Enter a query after the % prompt and press return. To exit the demo
just enter a blank line. Here are some query ideas:
    Single terms
        dog
        title:cat
    Phrases
        "dogs are your best friend"
        anchors:"read this awesome page"
    Disjunctions
        dogs | cats
    Conjunctions
        dogs cats
        dogs & cats
    Negation
        -cats
    Grouping
        dogs (cats | fish)

% dog
Unigram("dog", 0)

% title:cat
Unigram("cat", 1)

% "dogs are your best friend"
Phrase {
  StreamId: 0,
  Grams: [
    "dogs",
    "are",
    "your",
    "best",
    "friend"
  ]
}

% anchors:"read this awesome page"
Phrase {
  StreamId: 2,
  Grams: [
    "read",
    "this",
    "awesome",
    "page"
  ]
}

% dogs | cats
Or {
  Children: [
    Unigram("cats", 0),
    Unigram("dogs", 0)
  ]
}

% dogs cats
And {
  Children: [
    Unigram("cats", 0),
    Unigram("dogs", 0)
  ]
}

% dogs & cats
And {
  Children: [
    Unigram("cats", 0),
    Unigram("dogs", 0)
  ]
}

% -cats
Not {
  Child: Unigram("cats", 0)
}

% dogs (cats | fish)
And {
  Children: [
    Or {
      Children: [
        Unigram("fish", 0),
        Unigram("cats", 0)
      ]
    },
    Unigram("dogs", 0)
  ]
}

% dog\"cat
Unigram("dog\"cat", 0)

% dog\(cat
Unigram("dog(cat", 0)

% dog\ cat
Unigram("dog cat", 0)

%
bye
Press any key to continue . . .

Current Limitations

The query parser is still very much a work-in-progress. Here are some known limitations and notes about future directions.

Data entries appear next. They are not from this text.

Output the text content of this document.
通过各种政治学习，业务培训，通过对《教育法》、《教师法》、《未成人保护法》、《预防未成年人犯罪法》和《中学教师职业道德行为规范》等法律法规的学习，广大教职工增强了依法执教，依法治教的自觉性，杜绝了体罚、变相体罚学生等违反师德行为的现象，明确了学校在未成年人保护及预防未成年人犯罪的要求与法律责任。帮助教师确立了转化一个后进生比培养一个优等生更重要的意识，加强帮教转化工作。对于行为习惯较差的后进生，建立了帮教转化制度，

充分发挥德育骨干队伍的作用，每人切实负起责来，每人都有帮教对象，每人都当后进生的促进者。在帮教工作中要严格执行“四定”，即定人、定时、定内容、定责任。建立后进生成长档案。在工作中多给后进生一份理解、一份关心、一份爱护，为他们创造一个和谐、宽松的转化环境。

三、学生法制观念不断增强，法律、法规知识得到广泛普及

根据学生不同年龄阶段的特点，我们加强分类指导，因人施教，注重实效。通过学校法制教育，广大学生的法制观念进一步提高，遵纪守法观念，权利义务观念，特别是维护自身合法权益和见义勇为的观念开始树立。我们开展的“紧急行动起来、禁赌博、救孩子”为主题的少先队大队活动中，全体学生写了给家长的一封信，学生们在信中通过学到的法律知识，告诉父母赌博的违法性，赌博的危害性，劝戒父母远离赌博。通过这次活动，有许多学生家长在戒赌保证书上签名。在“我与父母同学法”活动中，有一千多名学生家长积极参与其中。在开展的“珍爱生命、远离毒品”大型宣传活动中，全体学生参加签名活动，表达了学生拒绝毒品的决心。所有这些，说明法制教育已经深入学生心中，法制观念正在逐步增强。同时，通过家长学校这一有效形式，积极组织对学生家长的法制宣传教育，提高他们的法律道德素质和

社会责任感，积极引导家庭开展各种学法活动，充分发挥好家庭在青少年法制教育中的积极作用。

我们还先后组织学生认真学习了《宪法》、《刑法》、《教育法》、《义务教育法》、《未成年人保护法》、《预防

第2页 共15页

In the query parser example, the parser has been configured with stream prefixes body, title, and anchor. These prefixes are associated with Term:StreamId values of 0, 1, and 2, respectively.
The TERM production accepts all UTF-8 characters expect for ‘\0’ and members of our SPECIAL characters and SPACE characters. One consequence is that characters like Unicode directional quotations (U+2018, U+2019, U+201C, and U+201D ) will be treated as part of the TERM.
The query parser is configured to use an arena allocator with a fixed amount of memory. Unexpectedly long queries may cause the allocator to throw.
The query parser currently preserves letter case.
Currently stream prefixes may contain escaped special characters. This will likely be disallowed in the near future when we begin to store stream prefixes in configuration files where special characters may cause problems.